Just a thought:
I’m a gamer and I’ve been testing game-streaming services like Google Stadia and Nvidia GForce Now the past few weeks.
For those unaware of what these do: the actual game code is run on high-spec servers with huge GPU arrays “in the cloud” and the resulting video/sound is streamed to your client at home.
I have to say, I’m pretty impressed: I consistently get 50-60fps and input lag is negligible.
The obvious advantage is not needing to invest in a PC rig capable of running these games on high graphics settings.
This got me thinking: it would be perfectly possible to run Blender in the same way and stream the user interface to a client. This would enable an ordinary user with low-end hardware to run Blender and render projects on high-spec hardware. I’d be interested in this type of service.
For something like this to work there needs to be solution for projects with sensitive data. You have to send your data to some other companies computer and a lot of customers will not be amused if you do that.
I already use Blender like that a lot on Paperspace. Here is a previous thread about it: *Streaming* Blender
Also, look into Xesktop, you’ll get the same but on steroids with a 8 or 10 GPU cloud pc.
The Foundry used to offer an Application cloud streaming service, Athera they even included Blender in the list of Apps they offered. It was the most expensive way ever of using Blender as the service was not cheap!
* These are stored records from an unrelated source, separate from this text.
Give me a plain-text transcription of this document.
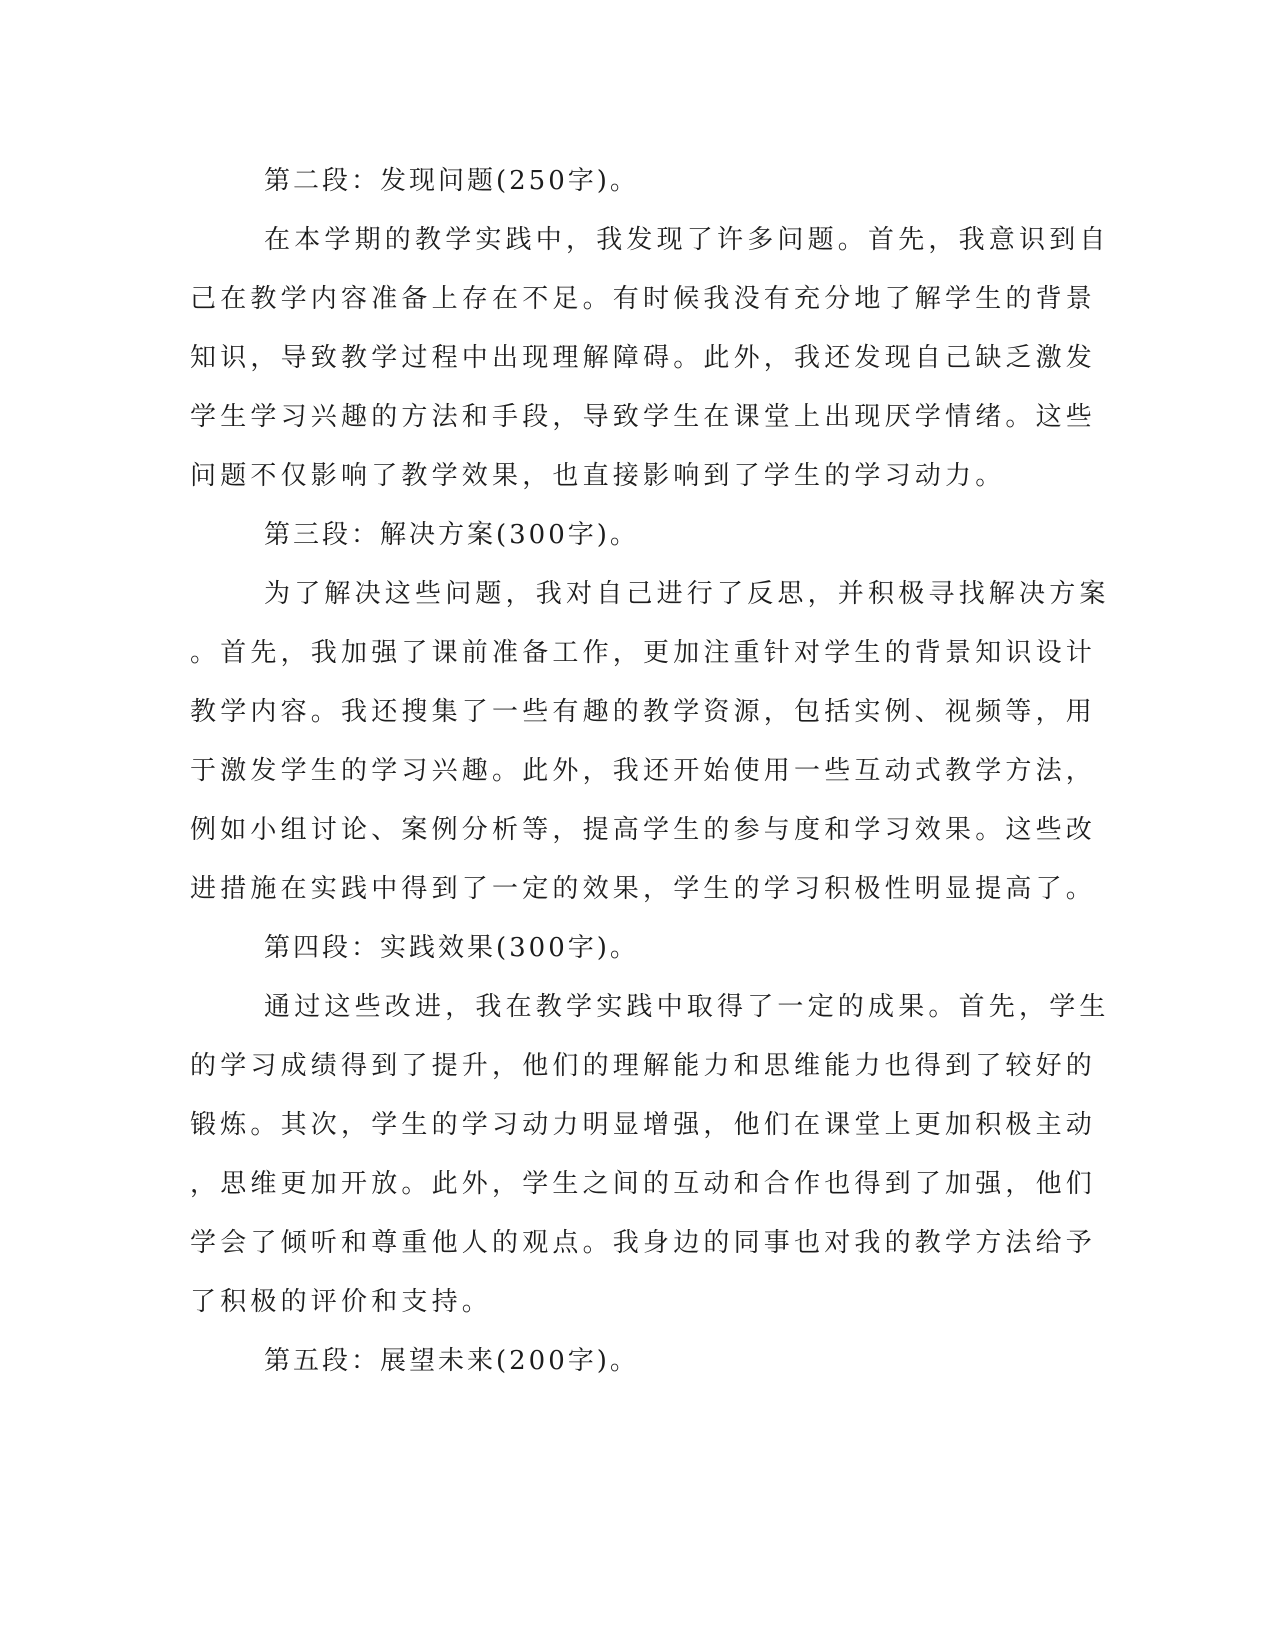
第二段：发现问题(250字)。

在本学期的教学实践中，我发现了许多问题。首先，我意识到自

己在教学内容准备上存在不足。有时候我没有充分地了解学生的背景

知识，导致教学过程中出现理解障碍。此外，我还发现自己缺乏激发

学生学习兴趣的方法和手段，导致学生在课堂上出现厌学情绪。这些

问题不仅影响了教学效果，也直接影响到了学生的学习动力。

第三段：解决方案(300字)。

为了解决这些问题，我对自己进行了反思，并积极寻找解决方案

。首先，我加强了课前准备工作，更加注重针对学生的背景知识设计

教学内容。我还搜集了一些有趣的教学资源，包括实例、视频等，用

于激发学生的学习兴趣。此外，我还开始使用一些互动式教学方法，

例如小组讨论、案例分析等，提高学生的参与度和学习效果。这些改

进措施在实践中得到了一定的效果，学生的学习积极性明显提高了。

第四段：实践效果(300字)。

通过这些改进，我在教学实践中取得了一定的成果。首先，学生

的学习成绩得到了提升，他们的理解能力和思维能力也得到了较好的

锻炼。其次，学生的学习动力明显增强，他们在课堂上更加积极主动

，思维更加开放。此外，学生之间的互动和合作也得到了加强，他们

学会了倾听和尊重他人的观点。我身边的同事也对我的教学方法给予

了积极的评价和支持。

第五段：展望未来(200字)。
Cloud based Applications have been used in VFX studios for a while, it allows them to scale up and down as the work requires without investing in a lot of hardware that could potentially go unused a lot of the time.
I’m not at the state of play with these services, Athera obviously failed to gain traction, but I’m sure more of this is on the way for more mainstream markets.
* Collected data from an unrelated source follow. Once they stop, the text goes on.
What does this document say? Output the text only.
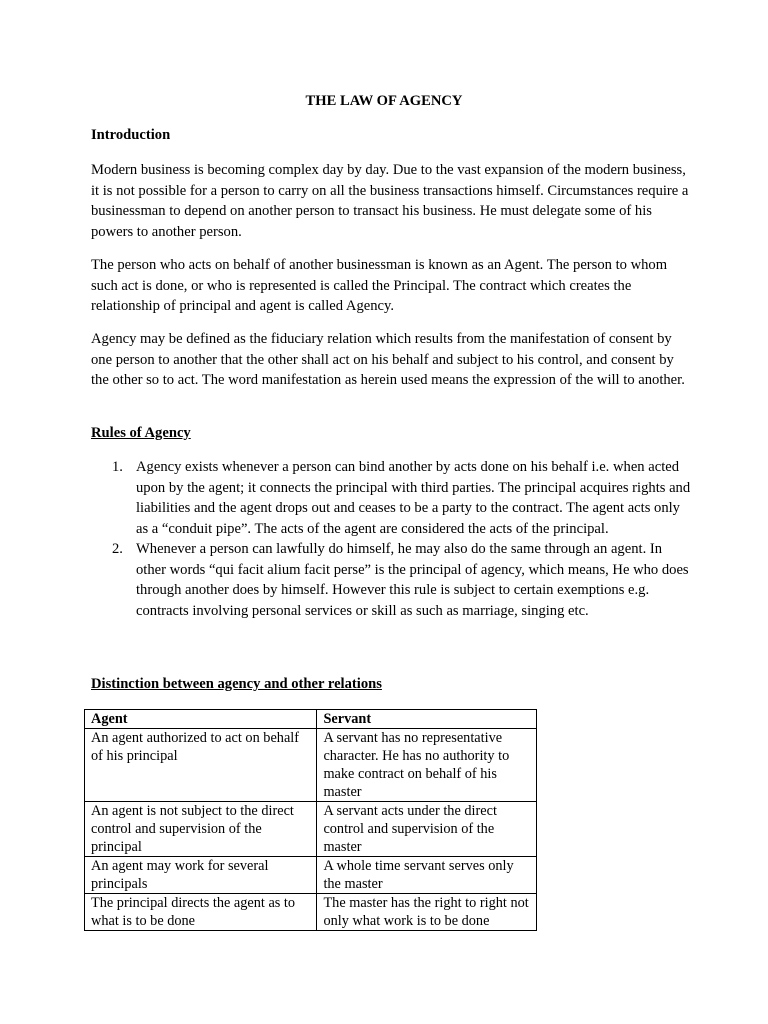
THE LAW OF AGENCY
Introduction

Modern business is becoming complex day by day. Due to the vast expansion of the modern business, it is not possible for a person to carry on all the business transactions himself. Circumstances require a businessman to depend on another person to transact his business. He must delegate some of his powers to another person.

The person who acts on behalf of another businessman is known as an Agent. The person to whom such act is done, or who is represented is called the Principal. The contract which creates the relationship of principal and agent is called Agency.

Agency may be defined as the fiduciary relation which results from the manifestation of consent by one person to another that the other shall act on his behalf and subject to his control, and consent by the other so to act. The word manifestation as herein used means the expression of the will to another.

Rules of Agency
1. Agency exists whenever a person can bind another by acts done on his behalf i.e. when acted upon by the agent; it connects the principal with third parties. The principal acquires rights and liabilities and the agent drops out and ceases to be a party to the contract. The agent acts only as a “conduit pipe”. The acts of the agent are considered the acts of the principal.
2. Whenever a person can lawfully do himself, he may also do the same through an agent. In other words “qui facit alium facit perse” is the principal of agency, which means, He who does through another does by himself. However this rule is subject to certain exemptions e.g. contracts involving personal services or skill as such as marriage, singing etc.
Distinction between agency and other relations
Agent	Servant
An agent authorized to act on behalf of his principal	A servant has no representative character. He has no authority to make contract on behalf of his master
An agent is not subject to the direct control and supervision of the principal	A servant acts under the direct control and supervision of the master
An agent may work for several principals	A whole time servant serves only the master
The principal directs the agent as to what is to be done	The master has the right to right not only what work is to be done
Thanks for your reply, this was a valuable tip. I’ve used Blender on a Paperspace VM over the weekend and I’m very impressed.
I started off a model locally and when I got to the heavy lifting I took it to the VM. There is a lot to be said for a pay-per-hour model like Paperspace vs investing in a local high end rig.
One caveat: I’m in Europe running a Mac and keyboard mapping in the native Paperspace app was a nightmare. Luckily they also support plain old RDP, in the Mac client I was able to map my keyboard correctly.
Sounds like in order for this to be worth it you would indeed need to do work that simply requires hardware so expensive as to be basically out of the question for the average user (e.g. terabytes of RAM at the cost of a decent car or unusually high amounts of video memory that you can only get with the highest end video cards).
Because in any other case the cost of even a high spec PC built from common components is surely going to be less than whatever bill you are racking up when working on your scenes for many hours over the course of weeks/months.
If you use it a lot Shadow can be a viable option with its relatively low flat fees (unfortunately they have recently postponed all RTX options to 2021).
I think the real game changer is gonna be when I am going to have a little ultraportable laptop, connect to a remote workstation on the cloud, open blender, access my project library on the cloud, work on the project, to some test renders, save, open 20 render nodes instances on the cloud, render, get the files on the cloud.
I love assembling hardware, but when you think of the scalability and costs benefit, I think having a physical workstation will be less and less appealing, or even feasible.
That is perfectly possible. I have a local folder on my machine mapped in my remote desktop client, which allows me to save my project files locally when working in the cloud.
So: I start modelling a project locally on my crummy Mac and when it gets too CPU/GPU intensive, I open the same project from my 16 core Xeon Quadro 4000 30Gb workstation in the cloud and take it from there.
So you’d install Drive sync on your remote workstation basically
On a general level, does anyone know if there’s a way to seamlessly work with a huge gdrive library withouth having to physically have it on a workstation, local or virtual?